By this time, India had launched its biggest ever relief effort. But the archipelago is huge, the islands covered with dense forests.
"I saw planes flying overhead, but they didn't see me," he said.
Days passed, then weeks. No rescuers came. There was only silence.
"It seemed as if all life had been sucked into the sea," he said. "I was sad all the time. I missed my family. And I used to constantly tell myself: `No one will come to rescue me, and I will die right here.'"
He was wrong. One day, four Nicobarese men from nearby Pillowbha island passed by, heading for another island in search of bananas.
Mangal heard their motorboat. "I raced to the shore, took off my underwear and started waving," he said.
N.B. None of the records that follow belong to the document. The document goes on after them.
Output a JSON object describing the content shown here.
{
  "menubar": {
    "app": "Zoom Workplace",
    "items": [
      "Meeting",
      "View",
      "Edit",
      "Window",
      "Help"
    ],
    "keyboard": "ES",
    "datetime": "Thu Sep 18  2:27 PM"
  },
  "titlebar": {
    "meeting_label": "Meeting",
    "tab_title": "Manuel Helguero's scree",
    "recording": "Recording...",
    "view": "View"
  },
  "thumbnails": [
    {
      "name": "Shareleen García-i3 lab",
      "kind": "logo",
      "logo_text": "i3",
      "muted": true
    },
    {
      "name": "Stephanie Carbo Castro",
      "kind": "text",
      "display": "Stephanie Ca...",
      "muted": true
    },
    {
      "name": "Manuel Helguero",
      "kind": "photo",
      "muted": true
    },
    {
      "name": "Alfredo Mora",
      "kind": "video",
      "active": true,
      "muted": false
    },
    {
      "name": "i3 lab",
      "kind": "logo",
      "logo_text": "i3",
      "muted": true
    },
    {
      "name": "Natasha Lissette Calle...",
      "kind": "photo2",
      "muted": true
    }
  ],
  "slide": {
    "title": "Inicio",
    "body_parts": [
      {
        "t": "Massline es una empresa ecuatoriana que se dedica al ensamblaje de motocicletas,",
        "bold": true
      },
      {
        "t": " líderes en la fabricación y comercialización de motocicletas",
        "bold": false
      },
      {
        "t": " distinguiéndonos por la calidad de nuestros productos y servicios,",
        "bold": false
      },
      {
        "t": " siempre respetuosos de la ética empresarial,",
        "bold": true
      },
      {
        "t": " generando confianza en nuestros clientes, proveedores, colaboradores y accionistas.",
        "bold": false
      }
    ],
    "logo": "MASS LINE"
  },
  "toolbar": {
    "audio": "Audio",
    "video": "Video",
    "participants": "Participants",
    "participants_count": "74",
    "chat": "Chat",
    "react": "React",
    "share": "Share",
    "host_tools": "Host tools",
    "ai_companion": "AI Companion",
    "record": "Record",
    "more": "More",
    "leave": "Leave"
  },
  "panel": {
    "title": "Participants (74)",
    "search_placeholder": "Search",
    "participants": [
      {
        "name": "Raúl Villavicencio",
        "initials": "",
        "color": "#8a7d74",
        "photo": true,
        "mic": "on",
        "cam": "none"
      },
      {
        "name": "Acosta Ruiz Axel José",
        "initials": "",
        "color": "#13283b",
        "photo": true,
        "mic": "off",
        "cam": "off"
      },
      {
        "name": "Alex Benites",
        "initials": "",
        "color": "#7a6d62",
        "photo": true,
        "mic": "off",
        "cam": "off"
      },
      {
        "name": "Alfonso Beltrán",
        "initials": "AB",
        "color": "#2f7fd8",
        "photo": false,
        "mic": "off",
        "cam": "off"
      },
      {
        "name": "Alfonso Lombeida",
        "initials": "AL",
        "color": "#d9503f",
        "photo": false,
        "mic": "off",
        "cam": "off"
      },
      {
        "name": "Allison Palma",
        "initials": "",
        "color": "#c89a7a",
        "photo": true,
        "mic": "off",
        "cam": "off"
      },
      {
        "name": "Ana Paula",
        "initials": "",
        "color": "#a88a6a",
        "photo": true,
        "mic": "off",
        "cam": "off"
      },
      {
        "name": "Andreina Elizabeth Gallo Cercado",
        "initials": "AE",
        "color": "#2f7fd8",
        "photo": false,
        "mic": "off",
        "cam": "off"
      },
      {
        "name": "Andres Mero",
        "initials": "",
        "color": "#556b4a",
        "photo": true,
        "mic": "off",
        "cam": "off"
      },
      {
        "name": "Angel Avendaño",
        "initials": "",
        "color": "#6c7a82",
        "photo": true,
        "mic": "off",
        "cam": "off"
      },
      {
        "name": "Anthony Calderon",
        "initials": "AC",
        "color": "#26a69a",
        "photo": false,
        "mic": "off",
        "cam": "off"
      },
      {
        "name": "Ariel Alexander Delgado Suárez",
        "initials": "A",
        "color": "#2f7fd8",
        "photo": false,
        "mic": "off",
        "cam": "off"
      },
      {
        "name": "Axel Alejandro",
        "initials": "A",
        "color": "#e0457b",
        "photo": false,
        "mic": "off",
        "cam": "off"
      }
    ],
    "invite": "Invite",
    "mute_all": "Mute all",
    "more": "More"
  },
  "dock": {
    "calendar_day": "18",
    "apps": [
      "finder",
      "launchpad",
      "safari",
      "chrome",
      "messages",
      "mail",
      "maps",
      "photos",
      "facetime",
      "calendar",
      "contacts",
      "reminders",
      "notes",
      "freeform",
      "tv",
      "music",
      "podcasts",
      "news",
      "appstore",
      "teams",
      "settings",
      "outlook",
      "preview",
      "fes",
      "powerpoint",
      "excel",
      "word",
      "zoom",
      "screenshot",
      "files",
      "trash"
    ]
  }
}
When they saw him, he slumped to the beach, stunned.
"He didn't say anything, he just kept looking at me," said Michael Solomon, one of his rescuers. "He didn't utter a word. He had no emotion on his face."
The men took him to Campbell Bay, the closest thing to a town in the southern Andamans, and Mangal hobbled into the hospital, severely dehydrated. Doctors marveled at his endurance and mental strength.
Mangal now walks through the hospital and sometimes goes to a nearby Nicobarese relief camp. He's made friends. But his heart isn't here.
He still longs to return to his island - even if he has no idea how he'd survive.
"I want to go home. I want to go back to Pillowpanja," he said.